I have often thought about angels and their origin. Even the mere fact of their existence has always been a matter of belief to me and their susbsistence a quintessence of believing. In my thoughts, I catch fleeting glimpses of sporadic settings laid between walls of infinite insights and anchored veracity. It is here at the hedge of my poignant reveries I discern the epitome of an angel...a seraph among us within the sea of waking souls and walking consciousness.
It is only recently that I realize the closest archetype of an angel resembles that of woman-kind. The embodiment cannot be closer as how these creatures of God have such an affable role in mankind, so to speak.
All I know is that lately I have grown more and more attached to the beatific allure of one such celestial being in my life. Whatever the pursuits we are striding through now, we are doing it with indulgent solidity and perceptive solidarity. I have never been this articulate in my affirmation. Be that as it may, privations in our disparity darts here and there unbriddled occasionally and sometimes it becomes the bane to our steadfast affinity.

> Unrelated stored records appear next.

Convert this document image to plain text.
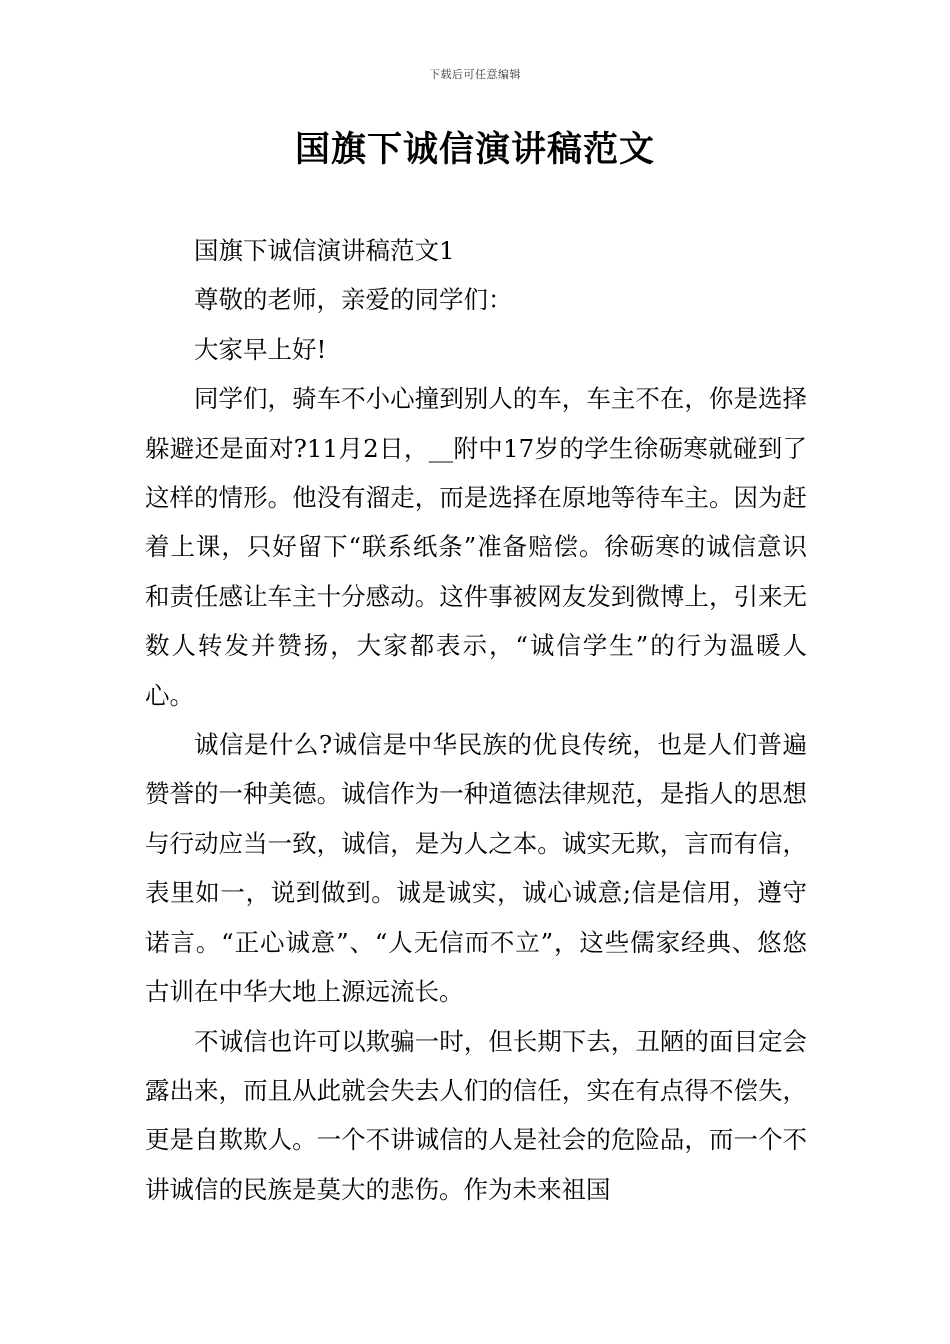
下载后可任意编辑
国旗下诚信演讲稿范文

国旗下诚信演讲稿范文1

尊敬的老师，亲爱的同学们：

大家早上好!

同学们，骑车不小心撞到别人的车，车主不在，你是选择躲避还是面对?11月2日，__附中17岁的学生徐砺寒就碰到了这样的情形。他没有溜走，而是选择在原地等待车主。因为赶着上课，只好留下“联系纸条”准备赔偿。徐砺寒的诚信意识和责任感让车主十分感动。这件事被网友发到微博上，引来无数人转发并赞扬，大家都表示，“诚信学生”的行为温暖人心。

诚信是什么?诚信是中华民族的优良传统，也是人们普遍赞誉的一种美德。诚信作为一种道德法律规范，是指人的思想与行动应当一致，诚信，是为人之本。诚实无欺，言而有信，表里如一，说到做到。诚是诚实，诚心诚意;信是信用，遵守诺言。“正心诚意”、“人无信而不立”，这些儒家经典、悠悠古训在中华大地上源远流长。

不诚信也许可以欺骗一时，但长期下去，丑陋的面目定会露出来，而且从此就会失去人们的信任，实在有点得不偿失，更是自欺欺人。一个不讲诚信的人是社会的危险品，而一个不讲诚信的民族是莫大的悲伤。作为未来祖国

But as I look around me in constant oddity, I see many female friends of mine who once walked the self-determining path have laid waste to their trail of misbegotten solitude. It is so easy for them to forsake one's aeriel bequest for the prospect of an earthen life filled with verve. For I can testify that there is no greater joy than being able to share your life's hopes and dreams with regrets and disappointments to a significant other whom you can so unselfishly devote to with your most altruistic reverence.
It is from this perch among the heavenly aeries that these eventual earth-bounded seraphs of our time shed the lamenting feathers of their yearning and make the graceful leap of faith into the protective and soothing arms of men. It is what these beings of worldly origins give up that men had lost in sight but is starting to gain in faith again.
For women were once angels in heaven, when they met the men they love, they then broke their wings.